Please remember, Grand Falls closed currently to visitors. It’s a pretty remote area that requires driving on a dirt road and 4×4 is recommended.

What is So Special About the Waterfalls?

These seasonal waterfalls are 181 feet tall. It’s actually taller than Niagra Falls. If you measure Niagara Falls from the base, it stands 70 feet from the rocks below though Niagara Falls are often measured at 176 feet. Currently, Grand Falls closed.

How is Grand Falls Seasonal?

The muddy falls are a product of snowmelt from the White Mountains region of Arizona and some years are dry and do not run at all.

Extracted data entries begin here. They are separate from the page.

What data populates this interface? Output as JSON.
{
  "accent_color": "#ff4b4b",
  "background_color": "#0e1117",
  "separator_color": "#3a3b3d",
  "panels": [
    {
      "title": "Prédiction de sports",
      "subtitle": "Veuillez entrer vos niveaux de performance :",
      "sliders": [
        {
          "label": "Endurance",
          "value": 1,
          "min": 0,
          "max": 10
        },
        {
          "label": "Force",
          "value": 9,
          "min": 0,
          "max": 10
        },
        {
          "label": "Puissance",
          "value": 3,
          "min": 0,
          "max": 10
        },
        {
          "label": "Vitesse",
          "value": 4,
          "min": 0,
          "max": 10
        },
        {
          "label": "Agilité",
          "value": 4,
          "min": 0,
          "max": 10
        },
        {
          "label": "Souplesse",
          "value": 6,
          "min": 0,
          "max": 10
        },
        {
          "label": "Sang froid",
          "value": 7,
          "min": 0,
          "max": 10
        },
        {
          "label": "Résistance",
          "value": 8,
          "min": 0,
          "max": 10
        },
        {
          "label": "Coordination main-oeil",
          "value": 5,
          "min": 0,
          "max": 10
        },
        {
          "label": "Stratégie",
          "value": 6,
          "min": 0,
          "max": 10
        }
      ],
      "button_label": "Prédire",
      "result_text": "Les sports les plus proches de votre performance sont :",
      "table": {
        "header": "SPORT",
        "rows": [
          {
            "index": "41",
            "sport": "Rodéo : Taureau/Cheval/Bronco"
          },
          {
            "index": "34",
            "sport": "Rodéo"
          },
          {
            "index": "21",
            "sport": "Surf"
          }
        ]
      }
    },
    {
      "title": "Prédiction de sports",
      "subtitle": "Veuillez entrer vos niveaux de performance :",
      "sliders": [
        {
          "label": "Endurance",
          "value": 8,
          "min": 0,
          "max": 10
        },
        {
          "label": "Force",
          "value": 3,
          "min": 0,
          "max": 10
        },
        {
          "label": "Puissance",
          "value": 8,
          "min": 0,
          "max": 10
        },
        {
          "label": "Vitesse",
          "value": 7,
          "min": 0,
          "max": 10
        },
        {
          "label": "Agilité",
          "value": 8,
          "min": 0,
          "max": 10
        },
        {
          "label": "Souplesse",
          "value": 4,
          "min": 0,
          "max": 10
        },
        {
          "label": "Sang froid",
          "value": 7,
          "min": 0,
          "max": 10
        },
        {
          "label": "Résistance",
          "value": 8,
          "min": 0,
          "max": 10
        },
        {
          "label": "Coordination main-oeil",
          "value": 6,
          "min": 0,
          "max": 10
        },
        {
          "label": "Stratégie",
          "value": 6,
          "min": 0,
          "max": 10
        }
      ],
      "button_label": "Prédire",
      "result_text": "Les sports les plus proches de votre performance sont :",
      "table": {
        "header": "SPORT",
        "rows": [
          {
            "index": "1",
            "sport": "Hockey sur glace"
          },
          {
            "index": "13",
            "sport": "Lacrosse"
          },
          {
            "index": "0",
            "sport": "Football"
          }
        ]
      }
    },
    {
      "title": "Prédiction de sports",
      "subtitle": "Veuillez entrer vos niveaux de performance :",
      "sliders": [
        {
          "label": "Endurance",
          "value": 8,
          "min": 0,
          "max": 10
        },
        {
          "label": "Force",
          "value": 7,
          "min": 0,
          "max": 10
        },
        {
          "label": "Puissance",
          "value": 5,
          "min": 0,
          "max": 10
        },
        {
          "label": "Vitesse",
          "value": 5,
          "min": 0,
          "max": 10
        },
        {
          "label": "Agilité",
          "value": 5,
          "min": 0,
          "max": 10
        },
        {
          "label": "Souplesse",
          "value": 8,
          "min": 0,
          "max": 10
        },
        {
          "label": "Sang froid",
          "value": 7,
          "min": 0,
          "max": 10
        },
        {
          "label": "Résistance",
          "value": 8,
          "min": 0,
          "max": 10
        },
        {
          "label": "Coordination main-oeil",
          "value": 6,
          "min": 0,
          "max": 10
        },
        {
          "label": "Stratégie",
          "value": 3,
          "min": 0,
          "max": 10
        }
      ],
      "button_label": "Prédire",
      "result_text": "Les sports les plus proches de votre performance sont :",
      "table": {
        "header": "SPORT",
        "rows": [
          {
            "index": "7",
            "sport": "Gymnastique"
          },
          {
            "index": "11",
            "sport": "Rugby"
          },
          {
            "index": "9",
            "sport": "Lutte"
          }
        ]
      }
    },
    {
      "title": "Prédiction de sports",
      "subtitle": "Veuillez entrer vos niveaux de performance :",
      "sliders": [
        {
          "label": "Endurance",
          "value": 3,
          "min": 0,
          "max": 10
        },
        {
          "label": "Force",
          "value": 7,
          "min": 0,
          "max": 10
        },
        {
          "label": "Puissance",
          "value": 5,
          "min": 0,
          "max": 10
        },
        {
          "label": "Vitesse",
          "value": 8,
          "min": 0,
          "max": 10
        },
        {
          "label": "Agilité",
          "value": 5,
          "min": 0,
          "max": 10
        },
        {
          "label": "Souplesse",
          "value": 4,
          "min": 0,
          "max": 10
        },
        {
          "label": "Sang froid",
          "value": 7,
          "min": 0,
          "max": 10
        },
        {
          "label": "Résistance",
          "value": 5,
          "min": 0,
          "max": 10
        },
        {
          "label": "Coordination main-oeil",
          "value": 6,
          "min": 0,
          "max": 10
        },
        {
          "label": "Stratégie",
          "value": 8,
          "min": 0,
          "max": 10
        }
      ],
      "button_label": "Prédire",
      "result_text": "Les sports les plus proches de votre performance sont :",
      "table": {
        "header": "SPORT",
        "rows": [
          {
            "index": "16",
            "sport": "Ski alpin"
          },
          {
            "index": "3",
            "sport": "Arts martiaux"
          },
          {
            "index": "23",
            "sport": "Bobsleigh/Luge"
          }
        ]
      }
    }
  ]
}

Photos from a Grand Falls Clean-up 2017

On 3.4.17 many volunteers turned out to help cleanup Grand Falls. Every year International Rivers encourages people all around the world to be the voice of the Rivers they love.

This year we gathered as one to clean up a much loved section of the Little Colorado River where it creates the beautiful falls known as Grand Falls to some and Chocolate Falls to others.

This site was chosen because it is easy to access and it “has been gifted with our human waste” and is often a “dump site”. The amount of trash found here is atrocious and unfortunately it feeds directly into Grand Canyon and the Colorado River at a sacred sight known as The Confluence.

By cleaning up Grand Falls we are in turn doing our part to help keep the Confluence and Colorado River a little bit cleaner.

International Rivers Day of Action is March 14 (Tuesday) so in order to allow a maximum number of volunteers to join in we are holding this event on a Saturday before then.